Topic: Miller College of Business
May 12, 2009
MUNCIE, Ind. – Cost-conscious Hoosiers may be staying closer to home during this recession to enjoy nearby museums, parks and zoos, but Indiana's multibillion dollar cultural tourism industry is still suffering, says a new report from Ball State University.
"Cultural Tourism in Indiana: The Impact and Clustering of the Arts and Creative Services in this Recession" provides a county-by-county analysis of the state's cultural activities.
The recently completed report by Ball State's Center for Business and Economic Research (CBER) may be found in current studies and publications at www.bsu.edu/cber.
There are indications that state and local governments as well as endowments are significantly reducing much-needed financial support for the cultural sector, said Michael Hicks, CBER director who co-authored the study with Nalitra Thaiprasert, a Ball State research economist.
"Indiana enjoys a wide variety of cultural tourism activity, but for many operations, we are at a critical financial standpoint," he said. "We have financially strapped communities shutting down swimming pools for the summer or museums being forced to reduce hours and staffing. This summer, we may have people wanting to do things, but there may be fewer options."
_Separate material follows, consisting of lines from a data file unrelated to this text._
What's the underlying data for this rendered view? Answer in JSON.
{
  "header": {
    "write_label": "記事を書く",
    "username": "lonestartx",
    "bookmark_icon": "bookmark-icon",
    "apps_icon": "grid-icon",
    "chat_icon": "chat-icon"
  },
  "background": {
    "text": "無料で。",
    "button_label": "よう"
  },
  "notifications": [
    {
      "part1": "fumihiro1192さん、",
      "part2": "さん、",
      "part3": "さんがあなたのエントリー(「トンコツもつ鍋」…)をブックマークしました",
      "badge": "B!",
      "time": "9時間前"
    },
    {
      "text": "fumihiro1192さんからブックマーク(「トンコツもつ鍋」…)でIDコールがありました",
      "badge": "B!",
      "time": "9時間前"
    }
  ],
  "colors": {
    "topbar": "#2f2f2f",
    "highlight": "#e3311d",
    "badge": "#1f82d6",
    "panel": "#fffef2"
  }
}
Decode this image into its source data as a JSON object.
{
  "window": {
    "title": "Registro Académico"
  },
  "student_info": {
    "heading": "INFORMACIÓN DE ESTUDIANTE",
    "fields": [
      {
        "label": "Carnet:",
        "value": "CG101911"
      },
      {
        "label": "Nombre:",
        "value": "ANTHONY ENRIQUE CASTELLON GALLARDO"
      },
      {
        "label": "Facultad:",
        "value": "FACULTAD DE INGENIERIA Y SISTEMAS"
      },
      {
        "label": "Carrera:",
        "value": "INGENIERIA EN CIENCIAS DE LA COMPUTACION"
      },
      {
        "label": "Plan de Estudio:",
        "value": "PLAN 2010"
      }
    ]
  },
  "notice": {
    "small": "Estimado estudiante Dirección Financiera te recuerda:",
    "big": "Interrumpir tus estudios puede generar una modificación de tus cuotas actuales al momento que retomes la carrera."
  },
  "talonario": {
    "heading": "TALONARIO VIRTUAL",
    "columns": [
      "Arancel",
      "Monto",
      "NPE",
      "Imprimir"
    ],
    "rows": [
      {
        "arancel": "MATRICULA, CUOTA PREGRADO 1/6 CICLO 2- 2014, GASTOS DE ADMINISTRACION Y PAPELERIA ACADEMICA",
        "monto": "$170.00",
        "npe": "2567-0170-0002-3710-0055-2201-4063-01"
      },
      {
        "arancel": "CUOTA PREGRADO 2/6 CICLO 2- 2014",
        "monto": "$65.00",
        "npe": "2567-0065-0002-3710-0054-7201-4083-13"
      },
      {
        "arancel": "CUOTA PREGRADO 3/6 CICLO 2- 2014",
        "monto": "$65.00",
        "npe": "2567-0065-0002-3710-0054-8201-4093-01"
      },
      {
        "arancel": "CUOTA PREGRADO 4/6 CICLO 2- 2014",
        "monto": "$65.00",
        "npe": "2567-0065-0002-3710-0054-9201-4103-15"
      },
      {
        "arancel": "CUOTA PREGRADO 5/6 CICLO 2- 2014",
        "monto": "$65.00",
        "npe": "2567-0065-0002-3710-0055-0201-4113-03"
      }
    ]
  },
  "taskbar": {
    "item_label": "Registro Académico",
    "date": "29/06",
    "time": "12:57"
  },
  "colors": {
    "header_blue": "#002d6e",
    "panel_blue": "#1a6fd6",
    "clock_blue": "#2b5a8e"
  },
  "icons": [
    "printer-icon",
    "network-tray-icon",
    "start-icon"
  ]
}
Cultural tourism employs 43,000
The report finds that cultural tourism in Indiana, which includes county fairs, theater productions, artistic works, architecture, movies, festivals and museums, accounts for more than $4.9 billion in economic activity while employing more than 43,000 workers.
Activities tied to cultural tourism generate more than $1.6 billion in value-added production and pay almost $43 million in business related taxes (sales, income, property and license fees) annually.
The majority of Indiana's cultural attractions cluster in the state's two largest metropolitan areas of Indianapolis and the northwest counties stretching from Lake to Elkhart. Universities also play a significant role in the arts and creative sectors, with the top destinations located on or near college campuses.
Not all gloom and doom
However, the report is not all gloom and doom, Hicks said, pointing out that historical data shows that traditional tourism — some of which is arts related — will suffer less than the economy as a whole because people will choose to travel a short distance, cutting their costs by not staying in hotels or motels.
"Indiana's amusement parks and other similar activities are even less sensitive to changes in Hoosier incomes than in national incomes," he said. "This may mean that in-state tourists are even less influenced by overall economic conditions when choosing an amusement park than out-of-state visitors."